A Cooking Contest with a Military Twist

Sgt. James Wieting of the 267th Support Maintenance Company of the Nebraska National Guard checks the core temperature of a Salisbury steak on the fryer of the unit's mobile kitchen trailer Saturday, July 16, 2011. (FRANCIS GARDLER / Lincoln Journal Star)

By Mitch Smith | Lincoln Journal Star

Sgt. James Wieting of the 267th Support Maintenance Company of the Nebraska National Guard checks the core temperature of a Salisbury steak on the fryer of the unit's mobile kitchen trailer Saturday, July 16, 2011. (FRANCIS GARDLER / Lincoln Journal Star)

FORWARD OPERATING BASE HUSKER, rural Mead — In many ways, it was like any other cooking contest.

The chefs massaged their Salisbury steak patties, judges walked around with food thermometers clipped to their shirts and supervisors demanded that the wash water be cleaned.

Except this lunch was prepared by soldiers in a simulated battle setting.

With gunmen standing guard in nearby watchtowers, about 20 Nebraska Army National Guard soldiers worked to prepare a three-course meal similar to those they might serve if deployed to Afghanistan or Iraq.

With berms separating the base from nearby farmland and tents set up around the compound, soldiers said the training installation near Mead looked similar to outposts in which they serve overseas.

The meal was part of a nationwide competition to find the Army’s best food preparation unit. The 267th Support Maintenance Company won the statewide competition for the second time in three years.

Now, they’re competing against units from Louisiana, Missouri and Texas for the regional title, which the 267th won in 2009.

Chief Warrant Officer Tollie Yoder, the unit’s food service officer, said the military kitchen resembles a restaurant’s in many ways.

And contest judge Paul Gilmore said he was looking for more than a tasty steak. Gilmore evaluated the unit’s food, but also its sanitation, friendliness and efficiency.

Yoder’s company was assigned a 16-part menu that read more like a food list at a small-town diner than battlefield rations. Aside from the usual challenges of glazing carrots and roasting garlic potato wedges, soldiers contended with the cramped quarters of the mobile kitchen and the absence of a freezer.

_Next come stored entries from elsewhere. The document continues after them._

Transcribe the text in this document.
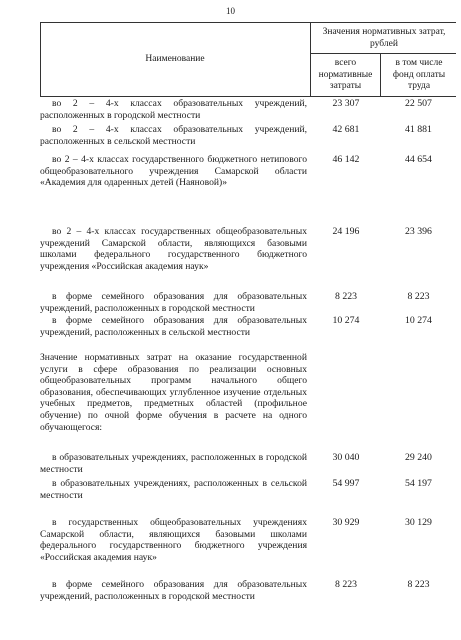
10
Наименование
Значения нормативных затрат, рублей
всего нормативные затраты
в том числе фонд оплаты труда
во 2 – 4-х классах образовательных учреждений, расположенных в городской местности
23 307	22 507
во 2 – 4-х классах образовательных учреждений, расположенных в сельской местности
42 681	41 881
во 2 – 4-х классах государственного бюджетного нетипового общеобразовательного учреждения Самарской области «Академия для одаренных детей (Наяновой)»
46 142	44 654
во 2 – 4-х классах государственных общеобразовательных учреждений Самарской области, являющихся базовыми школами федерального государственного бюджетного учреждения «Российская академия наук»
24 196	23 396
в форме семейного образования для образовательных учреждений, расположенных в городской местности
8 223	8 223
в форме семейного образования для образовательных учреждений, расположенных в сельской местности
10 274	10 274
Значение нормативных затрат на оказание государственной услуги в сфере образования по реализации основных общеобразовательных программ начального общего образования, обеспечивающих углубленное изучение отдельных учебных предметов, предметных областей (профильное обучение) по очной форме обучения в расчете на одного обучающегося:
в образовательных учреждениях, расположенных в городской местности
30 040	29 240
в образовательных учреждениях, расположенных в сельской местности
54 997	54 197
в государственных общеобразовательных учреждениях Самарской области, являющихся базовыми школами федерального государственного бюджетного учреждения «Российская академия наук»
30 929	30 129
в форме семейного образования для образовательных учреждений, расположенных в городской местности
8 223	8 223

They also check the water tank several times a day, detailing chlorine levels so soldiers stay hydrated and the water supply safe.

“The fastest way to take out a force is to mess with its water,” Yoder said.

Judges like Gilmore evaluate food at sites around the country, and will announce regional winners in the coming weeks.

Chilled food was stored in an ice chest, while five chefs worked in a small tent that was easily 30 degrees warmer than the already warm July heat outside. The entire operation took place under a tarp that blocks cell phone reception and makes the cooking site harder to spot from enemy aircraft.

Yoder’s unit last deployed in 2003, when it spent more than a year supporting Operation Iraqi Freedom. Exercises like Saturday’s help keep it prepared in case the call comes again.

“If you don’t get to train like this, you don’t until you’re actually over there,” he said.